Lebanon’s conundrum: Presidential elections in regional turmoil

The Lebanese Parliament’s Speaker, Nabil Berry, seemed to put an end to the arduous debate about the feasibility of the forthcoming presidential elections when he called for a parliamentary commission to elect the new president on 23 April. Yet it is hard to tell whether this surprising move reflects some emerging agreement about the next president or whether it simply serves as an anchor in turbulent waters. What is nevertheless certain is that next person to occupy the Ba’bda Palace will send a crucial signal about the future (in)stability of the country. Moreover, in the best tradition of Lebanese “permeability”, the next president will be the result of domestic, regional and international negotiations, which represent in and of themselves the biggest obstacle for the integrity of the presidential race. Whilst the effects of the Syrian war are increasingly felt in the overall security and policy-making of the country, the worst possible outcome would be to see multiple internal and external veto points resulting in the postponement of the elections.

As sanctioned in the Lebanese constitution, the future President must be a Christian Maronite from among political figures of the likes of Samir Geagea, Michel Aoun, Amin Gemayel, Suleiman Frangieh, Jean Obeid, Riad Salameh, Boutros Harb, Robert Ghanem, or the Army Chief, Jean Kahwaji. This makes the Maronite Patriarch Bishara Rai one of the most influential figures over the successful candidate. Rai is in discussion with the Vatican, and is likely to give his ‘blessing’ to a man who will not disappoint Damascus. The Patriarch is in fact a major source of legitimacy for Syrian President Bashar al-Asad.

So far, Samir Geagea, the Head of the Lebanese Forces, is the only one to have announced his candidacy for the presidential race. He is a strong ally of former Prime Minister Saad Hariri – the exiled leader of the 14 March bloc in Paris last month – and is not exactly what one would call a unifying figure. He spent 11 years in prison after he was found guilty of ordering four political assassinations. Parliament granted him an amnesty in 2005, after the withdrawal of Syrian military occupation. His recent criticism of Hezbollah makes it difficult for him to be a consensus candidate.

The name of General Michel Aoun, a pillar of the 8 March coalition, has also been widely discussed. He is an ally of Hezbollah, although he has criticised the latter’s role in the war in Syria. He met with Saad Hariri, something that allegedly led to the formation of the Salam Government, after 10 months of political void. His rapprochement to Hariri was meant to pave the way for his candidacy. However, Aoun is widely criticized by many of the 14 March-affiliated, specially the Christians. It is however noteworthy that none of the regional players that are heavily involved in the presidential race through the backdoor – Saudi Arabia, Iran and Syria – seem to be working against Aoun’s candidacy.
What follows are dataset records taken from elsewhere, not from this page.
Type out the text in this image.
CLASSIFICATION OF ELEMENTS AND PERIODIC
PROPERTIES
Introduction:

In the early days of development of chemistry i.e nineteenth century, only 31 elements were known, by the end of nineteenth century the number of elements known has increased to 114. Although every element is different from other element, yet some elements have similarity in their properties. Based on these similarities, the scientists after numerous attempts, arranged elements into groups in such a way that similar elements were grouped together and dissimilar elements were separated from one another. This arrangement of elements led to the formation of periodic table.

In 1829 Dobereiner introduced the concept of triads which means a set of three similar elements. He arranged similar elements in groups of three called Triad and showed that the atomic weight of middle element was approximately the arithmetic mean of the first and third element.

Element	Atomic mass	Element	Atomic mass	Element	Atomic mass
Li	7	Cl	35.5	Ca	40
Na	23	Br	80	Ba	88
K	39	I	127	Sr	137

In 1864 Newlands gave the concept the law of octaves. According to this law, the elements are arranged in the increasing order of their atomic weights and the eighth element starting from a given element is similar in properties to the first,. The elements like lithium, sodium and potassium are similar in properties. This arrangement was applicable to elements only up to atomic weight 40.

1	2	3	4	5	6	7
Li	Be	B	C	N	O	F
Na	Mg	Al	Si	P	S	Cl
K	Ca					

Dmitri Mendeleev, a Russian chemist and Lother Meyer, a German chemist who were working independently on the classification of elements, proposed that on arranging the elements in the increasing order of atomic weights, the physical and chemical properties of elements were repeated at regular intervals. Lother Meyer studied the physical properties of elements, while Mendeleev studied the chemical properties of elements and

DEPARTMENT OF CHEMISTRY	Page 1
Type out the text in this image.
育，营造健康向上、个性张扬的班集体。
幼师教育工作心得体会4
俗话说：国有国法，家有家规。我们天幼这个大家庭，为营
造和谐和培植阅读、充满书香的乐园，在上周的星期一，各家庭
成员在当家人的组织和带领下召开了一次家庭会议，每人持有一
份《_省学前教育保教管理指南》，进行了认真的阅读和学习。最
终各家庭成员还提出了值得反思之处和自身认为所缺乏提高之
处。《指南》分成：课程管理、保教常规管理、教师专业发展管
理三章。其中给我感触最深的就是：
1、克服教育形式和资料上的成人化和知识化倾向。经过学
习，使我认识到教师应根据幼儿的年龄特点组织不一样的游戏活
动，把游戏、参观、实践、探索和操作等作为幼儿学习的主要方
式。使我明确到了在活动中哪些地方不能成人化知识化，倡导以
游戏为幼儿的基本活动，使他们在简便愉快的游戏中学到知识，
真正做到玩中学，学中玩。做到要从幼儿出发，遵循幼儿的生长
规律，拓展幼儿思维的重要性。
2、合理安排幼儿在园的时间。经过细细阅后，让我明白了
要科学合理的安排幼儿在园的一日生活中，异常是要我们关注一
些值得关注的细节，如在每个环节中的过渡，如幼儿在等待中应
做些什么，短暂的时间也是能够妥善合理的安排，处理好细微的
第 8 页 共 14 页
Hezbollah’s Secretary General Nasrallah has called on the Parliament to elect a “made-in-Lebanon President”, which is an unusual expectation given Lebanon’s political history and is quite unlikely to happen in the next elections. Iran and Syria will surely opt for a candidate that will not prevent Hezbollah from continuing its support for the Syrian Army in the war against the rebels. On the other hand, Saudi Arabia, which supports the military opposition in Syria and the Sunni-dominated bloc ’14 March’ in Lebanon, is not likely to give its approval, unless Ryad gains some concessions in return. In the meantime, Paris and Washington are also struggling to preserve the country’s fragile stability in light of the on-going Syrian conflict and the fear of radical Islamist groups spreading in the whole Levant, including in Lebanon.

However, the worst scenarios would be either the extension of Michel Suleiman’s mandate – a president who has openly taken part against the 8 March, thus forgoing his above-party commitment to the State and the political system – or the lack of an agreement on the future man in the Baabda Palace. This would mark the beginning of a new wave of violence in a country that barely succeeds in maintaining stability in face of regional turmoil.

3 thoughts on “Lebanon’s conundrum: Presidential elections in regional turmoil

  1. Bancki

    “As sanctioned in the Lebanese constitution”

    I tought the allocation of the president to the maronites, the premier to the sunnis, the spe

    Reply
  2. Bancki

    “As sanctioned in the Lebanese constitution”

    I tought the allocation of the president to the maronites, the premier to the sunnis, the speaker to the shias and the deputy-PM and minister of defense to the greek-orthodox still is a very strong but informal convention, but not explicit in the constitution.

    Reply
  3. marina

    Thank you for this comment. An agreement between political parties and religious leaders sanction that the President must be a Maronite, the Premier a Sunni and the Speaker of Parliament a Shi’a. It is not written in the Constitution. I apologize for this.